1日2人ずつ億万長者を生みだす中国版ナスダック

 昨年10月、中国版ナスダックとして新設されたベンチャー企業向け市場「創業板」(ベンチャー・ボード)が取引を開始した。これは中国最大規模の「快速造富機械」が世に出たと言えるだろう。創業板に一旦登録すると、小規模の企業の価値は瞬く間に上がり、名の知れない創業者の資産は倍増した。

 深セン証券取引所によると現在までに134企業が上場し、時価総額は合計6000億元(7兆2600億円)近くに上っている。一年前には28企業の登録で時価総額は1399.7億元(約1兆7000億円)だったから、ごく短い間に「創業板」上場企業の総市場価値は400%以上増加したことになる。東証マザーズの時価総額1兆663億円、東証第二部の時価総額3兆2025億円をあっという間に上回ってしまった。

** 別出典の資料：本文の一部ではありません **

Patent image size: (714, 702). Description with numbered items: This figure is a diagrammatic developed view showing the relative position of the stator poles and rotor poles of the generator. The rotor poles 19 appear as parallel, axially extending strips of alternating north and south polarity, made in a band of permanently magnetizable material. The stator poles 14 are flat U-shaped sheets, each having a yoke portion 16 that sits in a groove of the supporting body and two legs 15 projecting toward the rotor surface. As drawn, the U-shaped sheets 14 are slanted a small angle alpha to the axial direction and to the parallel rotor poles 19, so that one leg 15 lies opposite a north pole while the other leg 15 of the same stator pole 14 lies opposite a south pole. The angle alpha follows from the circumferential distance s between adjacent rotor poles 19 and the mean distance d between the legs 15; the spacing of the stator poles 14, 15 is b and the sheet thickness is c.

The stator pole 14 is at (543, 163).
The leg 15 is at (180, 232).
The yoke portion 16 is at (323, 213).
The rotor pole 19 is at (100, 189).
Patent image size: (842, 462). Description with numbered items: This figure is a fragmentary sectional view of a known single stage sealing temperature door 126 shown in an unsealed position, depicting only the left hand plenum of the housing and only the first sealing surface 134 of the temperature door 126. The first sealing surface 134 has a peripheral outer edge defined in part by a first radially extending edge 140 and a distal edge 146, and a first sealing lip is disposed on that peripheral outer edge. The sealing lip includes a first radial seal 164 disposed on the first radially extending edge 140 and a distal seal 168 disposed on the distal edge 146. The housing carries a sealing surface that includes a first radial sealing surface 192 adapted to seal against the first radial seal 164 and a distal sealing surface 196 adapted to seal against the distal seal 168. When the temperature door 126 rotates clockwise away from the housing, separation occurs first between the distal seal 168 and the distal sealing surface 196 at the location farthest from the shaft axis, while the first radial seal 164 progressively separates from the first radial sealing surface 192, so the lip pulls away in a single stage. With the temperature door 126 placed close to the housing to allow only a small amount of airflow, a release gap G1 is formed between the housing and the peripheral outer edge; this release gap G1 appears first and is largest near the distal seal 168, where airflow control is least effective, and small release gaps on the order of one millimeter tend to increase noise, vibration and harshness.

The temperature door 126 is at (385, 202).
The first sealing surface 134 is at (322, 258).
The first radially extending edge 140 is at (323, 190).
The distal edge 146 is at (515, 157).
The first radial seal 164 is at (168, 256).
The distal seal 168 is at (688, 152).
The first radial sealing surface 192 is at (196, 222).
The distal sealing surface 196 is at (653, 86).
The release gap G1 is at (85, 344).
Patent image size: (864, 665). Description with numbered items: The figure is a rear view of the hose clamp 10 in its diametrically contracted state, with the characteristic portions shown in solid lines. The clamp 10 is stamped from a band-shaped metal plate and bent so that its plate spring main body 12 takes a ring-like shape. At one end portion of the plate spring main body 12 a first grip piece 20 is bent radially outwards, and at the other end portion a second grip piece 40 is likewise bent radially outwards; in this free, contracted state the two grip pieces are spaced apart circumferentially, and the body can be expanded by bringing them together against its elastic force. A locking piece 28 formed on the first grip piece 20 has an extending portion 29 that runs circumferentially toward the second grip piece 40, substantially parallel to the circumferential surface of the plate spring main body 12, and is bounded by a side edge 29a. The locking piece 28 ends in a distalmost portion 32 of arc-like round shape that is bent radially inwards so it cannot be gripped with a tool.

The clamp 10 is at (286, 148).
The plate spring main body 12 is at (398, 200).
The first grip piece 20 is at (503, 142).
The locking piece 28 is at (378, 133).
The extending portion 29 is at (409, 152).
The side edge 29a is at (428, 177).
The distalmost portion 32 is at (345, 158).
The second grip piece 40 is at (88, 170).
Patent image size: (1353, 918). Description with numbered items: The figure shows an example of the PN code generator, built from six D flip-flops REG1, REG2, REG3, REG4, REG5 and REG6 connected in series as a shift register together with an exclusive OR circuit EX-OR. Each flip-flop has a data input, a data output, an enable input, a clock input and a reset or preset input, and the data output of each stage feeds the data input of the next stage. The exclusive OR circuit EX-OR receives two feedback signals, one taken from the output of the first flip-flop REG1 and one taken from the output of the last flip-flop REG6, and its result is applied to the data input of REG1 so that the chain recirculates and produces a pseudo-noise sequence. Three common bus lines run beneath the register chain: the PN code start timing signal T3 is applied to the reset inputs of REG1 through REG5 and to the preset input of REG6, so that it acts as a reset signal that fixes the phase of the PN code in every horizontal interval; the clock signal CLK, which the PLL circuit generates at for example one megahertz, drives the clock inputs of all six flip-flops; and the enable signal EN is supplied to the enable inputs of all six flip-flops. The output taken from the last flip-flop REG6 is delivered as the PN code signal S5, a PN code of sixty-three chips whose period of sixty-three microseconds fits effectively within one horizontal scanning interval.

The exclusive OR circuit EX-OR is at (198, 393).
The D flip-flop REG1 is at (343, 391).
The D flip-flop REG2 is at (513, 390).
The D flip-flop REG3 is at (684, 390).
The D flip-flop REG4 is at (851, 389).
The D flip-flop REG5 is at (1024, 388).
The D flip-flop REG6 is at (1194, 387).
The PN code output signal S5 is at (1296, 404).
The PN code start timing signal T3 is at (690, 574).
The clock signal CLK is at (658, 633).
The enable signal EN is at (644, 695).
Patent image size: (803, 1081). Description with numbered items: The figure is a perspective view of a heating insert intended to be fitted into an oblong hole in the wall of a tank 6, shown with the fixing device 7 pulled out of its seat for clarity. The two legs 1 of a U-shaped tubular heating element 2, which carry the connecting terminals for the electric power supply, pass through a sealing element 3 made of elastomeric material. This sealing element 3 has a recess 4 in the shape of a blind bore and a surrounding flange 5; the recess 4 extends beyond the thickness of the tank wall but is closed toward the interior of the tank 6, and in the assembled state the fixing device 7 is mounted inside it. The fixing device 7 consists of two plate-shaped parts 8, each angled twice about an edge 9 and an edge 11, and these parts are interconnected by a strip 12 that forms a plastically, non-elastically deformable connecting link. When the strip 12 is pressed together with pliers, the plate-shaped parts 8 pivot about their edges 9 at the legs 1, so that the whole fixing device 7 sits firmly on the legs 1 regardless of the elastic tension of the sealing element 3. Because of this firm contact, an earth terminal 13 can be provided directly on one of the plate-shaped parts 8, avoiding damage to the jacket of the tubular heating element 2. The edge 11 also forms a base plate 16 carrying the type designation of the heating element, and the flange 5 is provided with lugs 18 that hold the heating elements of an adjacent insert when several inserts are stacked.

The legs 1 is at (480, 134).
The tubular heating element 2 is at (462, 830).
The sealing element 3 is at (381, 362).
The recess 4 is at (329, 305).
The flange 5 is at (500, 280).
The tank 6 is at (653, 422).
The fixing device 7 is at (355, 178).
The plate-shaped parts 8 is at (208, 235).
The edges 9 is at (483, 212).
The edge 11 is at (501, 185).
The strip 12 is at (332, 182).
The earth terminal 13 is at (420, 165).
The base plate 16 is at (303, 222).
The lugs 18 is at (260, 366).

 創業板億万長者の数は500人を超え、このうち資産10億元以上の人は73人に上る。1000万元級の人は1000人近い。この1年間で創業板は毎日平均2人の億万長者を“生産”していた計算だ。

 新設以降、最も資産が増えたのは9月28日に上場したバイオ製品開発会社「重慶智飛生物」の蒋仁排(しょう じんはい)氏だ。株価は総額87.38億元(約1050億円)で、上場後1カ月の間に3億元増加した。第2位は太陽光パネルなどを研究開発している「向日葵光能科技」の呉建龍(ご けんりゅう)氏で74.61億元(約903億円)。「楽普医療」の蒲忠傑(ほ ちゅうけつ)氏が66.40億元(約894億円)で第3位だった。

 中原証券の創業板アナリストは「創業板が開始したがかりの頃は上場企業が少なく資金の需要が大きかったために、実際の価格以上の値がついてしまった。今後市場が落ち着くにつれて、こうした“ねじれ”は解消されていくだろう」と話している。